Against the professional player I say nothing; he is a public entertainer, like any other, and by his skill in his particular sport he at least fulfills the first social duty of man—that of supporting himself and his family by his own legitimate exertions. But what is to be said of the crack amateur? To me he seems one of the most contemptible of mankind. He earns no money, but devotes himself for the mere selfish pleasure of the thing, to some game, which he plays day in day out; he breaks down the salutary distinction between the amateur and the professional; eventually his skill deserts him, and he leaves behind him nothing that is of service to his fellow men—not a brick laid, not an acre ploughed, not a line written, not even a family supported and educated by his labor.
It is true that he has provided entertainment for a certain number of persons, but he has never had the pluck to submit himself to the test by which we demand that every entertainer should justify his choice of a calling—the demonstration of the fact that the public is willing to pay him for his entertainment. And, when his day is over, what is left, not even to the world, but to himself? Nothing but a name that is at once forgotten, or is remembered by stout gentlemen in clubs.
The playing of games, certainly, is a thing which is not worth doing well. But that does not prove that it is not worth doing at all, as the proverb would, by implication, persuade us. There is nothing more agreeable and salutary than playing a game which one likes, and the circumstance of doing it badly interferes with the pleasure of no real devotee of any pastime. The man who minds whether or not he wins is no true sportsman—which observation is trite, but the rule it implies is seldom observed, and comparatively few people really play games for the sheer enjoyment of the playing. Is this not proved by the prevalence and popularity of handicaps? Why should we expect to be given points unless it be that we wish to win by means other than our own skill?

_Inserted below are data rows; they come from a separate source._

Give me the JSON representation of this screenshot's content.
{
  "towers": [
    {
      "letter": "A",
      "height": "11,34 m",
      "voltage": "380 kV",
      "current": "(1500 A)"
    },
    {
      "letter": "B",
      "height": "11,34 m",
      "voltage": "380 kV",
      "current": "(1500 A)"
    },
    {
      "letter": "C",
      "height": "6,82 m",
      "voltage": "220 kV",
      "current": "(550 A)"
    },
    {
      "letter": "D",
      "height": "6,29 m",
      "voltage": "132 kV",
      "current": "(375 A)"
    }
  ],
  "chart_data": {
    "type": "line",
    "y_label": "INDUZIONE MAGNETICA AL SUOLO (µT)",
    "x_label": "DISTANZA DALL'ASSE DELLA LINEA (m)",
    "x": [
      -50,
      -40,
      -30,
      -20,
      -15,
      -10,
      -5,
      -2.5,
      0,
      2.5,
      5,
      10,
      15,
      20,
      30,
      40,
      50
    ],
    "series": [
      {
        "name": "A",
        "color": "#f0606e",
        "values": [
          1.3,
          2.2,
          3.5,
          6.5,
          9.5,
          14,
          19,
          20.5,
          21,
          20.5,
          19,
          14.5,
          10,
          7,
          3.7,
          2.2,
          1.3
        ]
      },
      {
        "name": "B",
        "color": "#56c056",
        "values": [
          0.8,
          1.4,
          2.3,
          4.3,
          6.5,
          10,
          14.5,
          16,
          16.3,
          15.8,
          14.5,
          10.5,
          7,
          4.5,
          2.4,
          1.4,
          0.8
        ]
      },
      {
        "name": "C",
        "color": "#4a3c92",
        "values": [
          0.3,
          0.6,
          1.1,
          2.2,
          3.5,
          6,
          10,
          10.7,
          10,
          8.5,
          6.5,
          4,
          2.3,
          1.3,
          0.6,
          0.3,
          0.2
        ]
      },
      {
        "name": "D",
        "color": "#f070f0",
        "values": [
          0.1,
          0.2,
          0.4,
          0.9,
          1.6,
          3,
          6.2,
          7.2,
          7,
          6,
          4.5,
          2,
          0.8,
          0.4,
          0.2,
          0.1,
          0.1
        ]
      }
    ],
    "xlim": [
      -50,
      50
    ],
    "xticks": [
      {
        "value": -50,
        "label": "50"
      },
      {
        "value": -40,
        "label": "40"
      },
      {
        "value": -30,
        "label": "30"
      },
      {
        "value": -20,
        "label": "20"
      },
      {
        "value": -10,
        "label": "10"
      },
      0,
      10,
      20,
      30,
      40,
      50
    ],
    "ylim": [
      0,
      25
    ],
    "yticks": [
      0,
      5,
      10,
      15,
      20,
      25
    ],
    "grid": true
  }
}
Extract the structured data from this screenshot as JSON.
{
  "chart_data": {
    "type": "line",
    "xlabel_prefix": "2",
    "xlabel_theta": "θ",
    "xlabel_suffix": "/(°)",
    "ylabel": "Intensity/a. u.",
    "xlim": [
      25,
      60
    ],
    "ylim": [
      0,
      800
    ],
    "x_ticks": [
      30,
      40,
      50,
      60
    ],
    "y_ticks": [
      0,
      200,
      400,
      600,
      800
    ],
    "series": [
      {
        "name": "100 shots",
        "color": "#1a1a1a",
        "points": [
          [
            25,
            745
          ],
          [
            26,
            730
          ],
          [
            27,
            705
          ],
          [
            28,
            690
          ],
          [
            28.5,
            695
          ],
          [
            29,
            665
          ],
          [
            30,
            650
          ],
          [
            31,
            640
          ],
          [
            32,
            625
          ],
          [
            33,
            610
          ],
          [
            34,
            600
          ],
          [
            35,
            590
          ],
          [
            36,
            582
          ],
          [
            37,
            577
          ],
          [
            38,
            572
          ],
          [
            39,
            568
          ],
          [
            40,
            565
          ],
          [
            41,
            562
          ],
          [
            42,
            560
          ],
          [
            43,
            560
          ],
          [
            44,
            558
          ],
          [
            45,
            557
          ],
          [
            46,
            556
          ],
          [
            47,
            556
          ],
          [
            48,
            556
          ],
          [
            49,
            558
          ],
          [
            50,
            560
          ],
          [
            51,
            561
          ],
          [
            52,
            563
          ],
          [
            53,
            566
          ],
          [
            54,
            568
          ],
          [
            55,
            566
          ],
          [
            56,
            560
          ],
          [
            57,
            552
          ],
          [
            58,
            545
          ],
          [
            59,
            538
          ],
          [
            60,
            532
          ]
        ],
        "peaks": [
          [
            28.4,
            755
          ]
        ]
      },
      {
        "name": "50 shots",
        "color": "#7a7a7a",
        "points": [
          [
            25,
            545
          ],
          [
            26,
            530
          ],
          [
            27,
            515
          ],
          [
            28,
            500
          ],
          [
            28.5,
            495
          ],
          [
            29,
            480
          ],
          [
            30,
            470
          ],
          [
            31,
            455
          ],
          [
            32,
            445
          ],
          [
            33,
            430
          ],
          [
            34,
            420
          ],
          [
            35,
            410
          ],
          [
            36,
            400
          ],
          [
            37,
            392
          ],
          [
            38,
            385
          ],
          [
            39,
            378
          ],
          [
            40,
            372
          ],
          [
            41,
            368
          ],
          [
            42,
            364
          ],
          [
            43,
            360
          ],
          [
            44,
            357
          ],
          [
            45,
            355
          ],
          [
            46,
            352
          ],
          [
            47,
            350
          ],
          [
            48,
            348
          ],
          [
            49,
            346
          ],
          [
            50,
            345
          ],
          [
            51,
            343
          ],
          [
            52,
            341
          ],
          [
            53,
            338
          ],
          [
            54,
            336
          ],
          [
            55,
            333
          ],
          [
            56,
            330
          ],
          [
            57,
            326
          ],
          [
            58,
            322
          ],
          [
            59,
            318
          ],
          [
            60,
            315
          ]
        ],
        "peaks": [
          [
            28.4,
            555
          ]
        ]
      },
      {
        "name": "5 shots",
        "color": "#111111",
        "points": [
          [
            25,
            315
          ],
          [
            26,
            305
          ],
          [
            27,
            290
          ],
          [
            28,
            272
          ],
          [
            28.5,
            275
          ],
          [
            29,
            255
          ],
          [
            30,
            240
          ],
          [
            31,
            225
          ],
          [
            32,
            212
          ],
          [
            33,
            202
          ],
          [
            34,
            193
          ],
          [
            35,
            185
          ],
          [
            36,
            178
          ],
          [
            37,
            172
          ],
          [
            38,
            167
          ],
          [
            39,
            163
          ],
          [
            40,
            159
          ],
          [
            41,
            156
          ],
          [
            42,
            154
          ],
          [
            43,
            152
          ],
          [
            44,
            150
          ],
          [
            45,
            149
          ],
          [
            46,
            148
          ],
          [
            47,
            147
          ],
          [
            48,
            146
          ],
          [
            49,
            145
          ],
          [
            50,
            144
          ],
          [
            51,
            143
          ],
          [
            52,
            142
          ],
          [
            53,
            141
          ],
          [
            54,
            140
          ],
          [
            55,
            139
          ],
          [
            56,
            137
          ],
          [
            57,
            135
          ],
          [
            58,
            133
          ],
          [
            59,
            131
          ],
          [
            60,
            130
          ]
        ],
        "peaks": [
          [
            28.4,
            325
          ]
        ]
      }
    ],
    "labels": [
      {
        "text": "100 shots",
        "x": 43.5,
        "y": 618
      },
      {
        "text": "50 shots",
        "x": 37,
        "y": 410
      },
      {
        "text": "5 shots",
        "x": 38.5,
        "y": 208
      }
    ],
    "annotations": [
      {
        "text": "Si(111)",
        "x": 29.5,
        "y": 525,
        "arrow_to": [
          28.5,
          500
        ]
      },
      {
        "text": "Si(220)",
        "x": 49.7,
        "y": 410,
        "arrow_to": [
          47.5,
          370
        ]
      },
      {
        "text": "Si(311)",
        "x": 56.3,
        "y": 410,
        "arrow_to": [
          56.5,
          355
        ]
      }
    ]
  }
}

“Ah! but,” my reader may say, “the weaker player wants to receive points in order that he may give the stronger one a better game.” Really, I do not believe that that is so. Possible, sometimes, a strong and vainglorious player may wish to give points, in order that his victory may be the more notable. But I do not think that even this is the true explanation. That, I suspect, was given to me the other day by the secretary of a lawn-tennis tournament, in which I played. “Why all this nonsense of handicaps? Why not let us be squarely beaten, and done with it?” I asked him. “Because,” he replied, “if we did not give handicaps, none of the less good players would enter.” Is that not a confession that the majority of us have both realized the true value doing a trivial thing badly, for its own sake, and must needs have our minds buoyed and cheated into a false sense of excellence?
Moreover it is not only such intrinsically trivial things as games that are worth doing badly. This is a truth which, oddly enough, we accept freely of some things—but not of others—and as a thing which we are quite content to do will let me instance acting. Acting, at its best, can be a great art, a thing worth doing supremely well, though its worth, like that of all interpretative arts, is lessened by its evanescence. For it works in the impermanent medium of human flesh and blood, and the thing that the actor create—for what we call an interpretative artist is really a creative artist working in a perishable medium—is an impression upon, an emotion or a thought aroused in, the minds of an audience, and is incapable of record.
Acting, then, let me postulate—though I have only sketched ever so briefly the proof of my belief—can be a great art. But is anyone ever deterred from taking part in amateur theatricals by the consideration that he cannot act well? Not a bit of it! And quite rightly not, for acting is one of the things about which I am writing this essay—the things that are worth doing badly.
Another such thing is music; but here the proverbial fallacy again exerts its power, as it does not, for some obscure and unreasoning discrimination, in acting. Most people seem to think that if they cannot sing, or play the piano, fiddle, or sackbut, admirably well, they must not do any of these things at all. That they should not indiscriminately force their inferior performances upon the public, or even upon their acquaintances, I admit. But that there is no place “in the home” for inferior musical performances, is an untruth that I flatly deny.
How many sons and daughters have not, with a very small talent, given their parents—and even the less fondly prejudiced ears of their friends—great pleasure with the singing of simple songs? Then one day there comes to the singer the serpent of dissatisfaction; singing lessons are taken, and—if the pupil is of moderate talent and modest disposition—limitations are discovered. And then, in nine cases out of ten, the singing is dropped, like a hot penny. How many fathers have not banished music from their homes by encouraging their daughters to take singing lessons? Yet a home may be the fresher for singing that would deserve brickbats at a parish concert.
I may pause here to notice the curious exception that people who cannot on any account be persuaded to sing in the drawing-room, or even in the bath, will without hesitation uplift their tuneless voices at religious meetings or in church. There is a perfectly good and honorable explanation of this, I believe, but it belongs to the realm of metaphysics and is beyond my present scope.